Spesso dalla manifestazione della sintomatologia del burnout alla disperazione di come affrontare la decisione difficile di come intervenire, trascorre un tempo indefinito che può essere più o meno lungo a seconda della consistenza o meno della coesione familiare. Le decisioni difficili sono: identificare una badante, l’inserimento in una residenza sanitaria assistenziale.
Quanto è difficile prendere una decisione di “allontanamento e distacco dalle cure che solo io so dare” con tanti sensi di colpa che disintegrano l’equilibrio emotivo già precario?
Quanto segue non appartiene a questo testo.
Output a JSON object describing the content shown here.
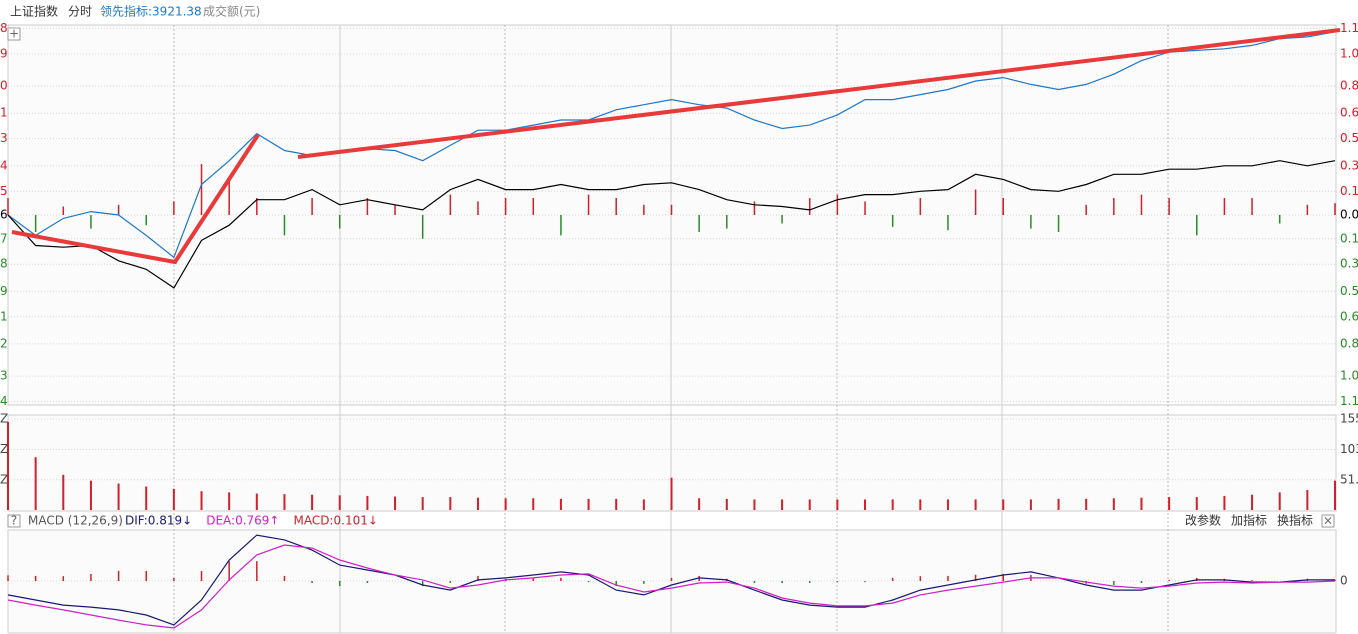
{
  "chart_data": [
    {
      "type": "line",
      "title": "上证指数",
      "subtitle": "分时",
      "indicator": "领先指标:3921.38",
      "volume_label": "成交额(元)",
      "ylim": [
        -1.12,
        1.12
      ],
      "yticks": [
        {
          "value": 1.1,
          "label": "1.1"
        },
        {
          "value": 0.95,
          "label": "1.0"
        },
        {
          "value": 0.76,
          "label": "0.8"
        },
        {
          "value": 0.6,
          "label": "0.6"
        },
        {
          "value": 0.45,
          "label": "0.5"
        },
        {
          "value": 0.29,
          "label": "0.3"
        },
        {
          "value": 0.14,
          "label": "0.1"
        },
        {
          "value": 0,
          "label": "0.0"
        },
        {
          "value": -0.14,
          "label": "0.1"
        },
        {
          "value": -0.29,
          "label": "0.3"
        },
        {
          "value": -0.45,
          "label": "0.5"
        },
        {
          "value": -0.6,
          "label": "0.6"
        },
        {
          "value": -0.76,
          "label": "0.8"
        },
        {
          "value": -0.95,
          "label": "1.0"
        },
        {
          "value": -1.1,
          "label": "1.1"
        }
      ],
      "y_left_labels": [
        "8",
        "9",
        "0",
        "1",
        "3",
        "4",
        "5",
        "6",
        "7",
        "8",
        "9",
        "1",
        "2",
        "3",
        "4"
      ],
      "grid": true,
      "series": [
        {
          "color": "#1f78c8",
          "values": [
            0,
            -0.12,
            -0.02,
            0.02,
            0,
            -0.12,
            -0.25,
            0.18,
            0.32,
            0.48,
            0.38,
            0.35,
            0.38,
            0.39,
            0.38,
            0.32,
            0.41,
            0.5,
            0.5,
            0.53,
            0.56,
            0.56,
            0.62,
            0.65,
            0.68,
            0.65,
            0.63,
            0.56,
            0.51,
            0.53,
            0.59,
            0.68,
            0.68,
            0.71,
            0.74,
            0.79,
            0.81,
            0.77,
            0.74,
            0.77,
            0.83,
            0.91,
            0.96,
            0.97,
            0.98,
            1.0,
            1.04,
            1.05,
            1.08
          ]
        },
        {
          "color": "#000000",
          "values": [
            0,
            -0.18,
            -0.19,
            -0.18,
            -0.27,
            -0.32,
            -0.43,
            -0.15,
            -0.06,
            0.09,
            0.09,
            0.15,
            0.06,
            0.09,
            0.06,
            0.03,
            0.15,
            0.21,
            0.15,
            0.15,
            0.18,
            0.15,
            0.15,
            0.18,
            0.19,
            0.15,
            0.09,
            0.06,
            0.05,
            0.03,
            0.09,
            0.12,
            0.12,
            0.14,
            0.15,
            0.24,
            0.21,
            0.15,
            0.14,
            0.18,
            0.24,
            0.24,
            0.27,
            0.27,
            0.29,
            0.29,
            0.32,
            0.29,
            0.32
          ]
        }
      ],
      "bars": [
        0.1,
        -0.1,
        0.05,
        -0.08,
        0.06,
        -0.06,
        0.08,
        0.3,
        0.2,
        0.1,
        -0.12,
        0.1,
        -0.08,
        0.1,
        0.06,
        -0.14,
        0.12,
        0.08,
        0.1,
        0.1,
        -0.12,
        0.12,
        0.1,
        0.06,
        0.06,
        -0.1,
        -0.08,
        0.08,
        -0.05,
        0.1,
        0.12,
        0.08,
        -0.07,
        0.1,
        -0.09,
        0.15,
        0.1,
        -0.08,
        -0.1,
        0.06,
        0.1,
        0.12,
        0.1,
        -0.12,
        0.1,
        0.1,
        -0.05,
        0.06,
        0.07
      ],
      "up_color": "#d0202a",
      "down_color": "#2a8a2a"
    },
    {
      "type": "bar",
      "ylim": [
        0,
        155
      ],
      "yticks": [
        155,
        103,
        {
          "value": 51.5,
          "label": "51."
        }
      ],
      "y_left_labels": [
        "Z",
        "Z",
        "Z"
      ],
      "color": "#d0202a",
      "values": [
        150,
        90,
        60,
        50,
        45,
        40,
        36,
        32,
        30,
        28,
        27,
        26,
        25,
        24,
        23,
        22,
        22,
        21,
        20,
        20,
        19,
        19,
        19,
        18,
        55,
        20,
        19,
        18,
        18,
        18,
        18,
        18,
        18,
        18,
        18,
        18,
        18,
        18,
        19,
        19,
        20,
        21,
        22,
        22,
        24,
        26,
        30,
        34,
        50
      ]
    },
    {
      "type": "macd",
      "title": "MACD (12,26,9)",
      "buttons": [
        "改参数",
        "加指标",
        "换指标"
      ],
      "ylim": [
        -1.8,
        1.8
      ],
      "yticks": [
        0
      ],
      "series": [
        {
          "name": "DIF:0.819↓",
          "color": "#1a1a6e",
          "values": [
            -0.49,
            -0.67,
            -0.85,
            -0.92,
            -1.02,
            -1.2,
            -1.55,
            -0.67,
            0.74,
            1.62,
            1.45,
            1.09,
            0.56,
            0.39,
            0.21,
            -0.14,
            -0.32,
            0.04,
            0.11,
            0.21,
            0.32,
            0.21,
            -0.32,
            -0.49,
            -0.14,
            0.11,
            0.04,
            -0.32,
            -0.67,
            -0.85,
            -0.92,
            -0.92,
            -0.67,
            -0.32,
            -0.14,
            0.04,
            0.21,
            0.32,
            0.11,
            -0.14,
            -0.32,
            -0.32,
            -0.14,
            0.04,
            0.04,
            -0.04,
            -0.04,
            0.04,
            0.04
          ]
        },
        {
          "name": "DEA:0.769↑",
          "color": "#d020c8",
          "values": [
            -0.67,
            -0.85,
            -1.02,
            -1.2,
            -1.38,
            -1.55,
            -1.66,
            -1.02,
            0.04,
            0.92,
            1.27,
            1.16,
            0.74,
            0.46,
            0.21,
            0.04,
            -0.25,
            -0.14,
            0.04,
            0.11,
            0.21,
            0.25,
            -0.14,
            -0.39,
            -0.25,
            -0.07,
            -0.04,
            -0.25,
            -0.6,
            -0.78,
            -0.88,
            -0.88,
            -0.78,
            -0.49,
            -0.32,
            -0.18,
            -0.04,
            0.11,
            0.11,
            -0.04,
            -0.18,
            -0.25,
            -0.18,
            -0.07,
            -0.04,
            -0.07,
            -0.04,
            -0.04,
            0
          ]
        },
        {
          "name": "MACD:0.101↓",
          "color": "#d0202a",
          "values": [
            0.2,
            0.18,
            0.17,
            0.25,
            0.36,
            0.35,
            0.11,
            0.35,
            0.7,
            0.7,
            0.18,
            -0.07,
            -0.18,
            -0.07,
            0,
            -0.18,
            -0.07,
            0.18,
            0.07,
            0.1,
            0.11,
            -0.04,
            -0.18,
            -0.1,
            0.11,
            0.18,
            0.08,
            -0.07,
            -0.07,
            -0.07,
            -0.04,
            -0.04,
            0.11,
            0.17,
            0.18,
            0.22,
            0.25,
            0.21,
            0,
            -0.1,
            -0.14,
            -0.07,
            0.04,
            0.11,
            0.08,
            0.03,
            0,
            0.08,
            0.04
          ]
        }
      ],
      "down_color": "#2a8a2a"
    }
  ]
}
Quanto è facile invece, per chi in famiglia non ha l’onere del caregiver, pensare che “quell’allontanamento di sopravvivenza” è solo un egoistico abbandono? È solo una sfrontata assenza di volontà nel non voler più prendersi cura del proprio genitore come lui ha fatto con i propri figli quando li ha messi al mondo?
Ecco questi spesso sono i grandi dilemmi che vivono i caregiver orami logorati da fatiche fisiche e mentali che abitano quotidianamente sulla loro pelle con un forte impulso e convinzione che devono espiare qualche colpa che neppure più si ricordano.
Il caregiver va aiutato, va supportato, va accompagnato ad assumersi un ruolo con la consapevolezza che ad un certo punto dovrà prendere forse la decisione più difficile della sua vita, con la forza e la convinzione che quella decisione potrà gratuitamente essere giudicata soprattutto da chi quell’esperienza non l’ha provata, o se l’ha provata ha semplicemente preso una decisione diversa.
Non c’è un bene o un male, non c’è il bianco o il nero, ci sono le persone, le loro emozioni, le loro situazioni e i loro rapporti pregressi che spesso sono alla base del presente.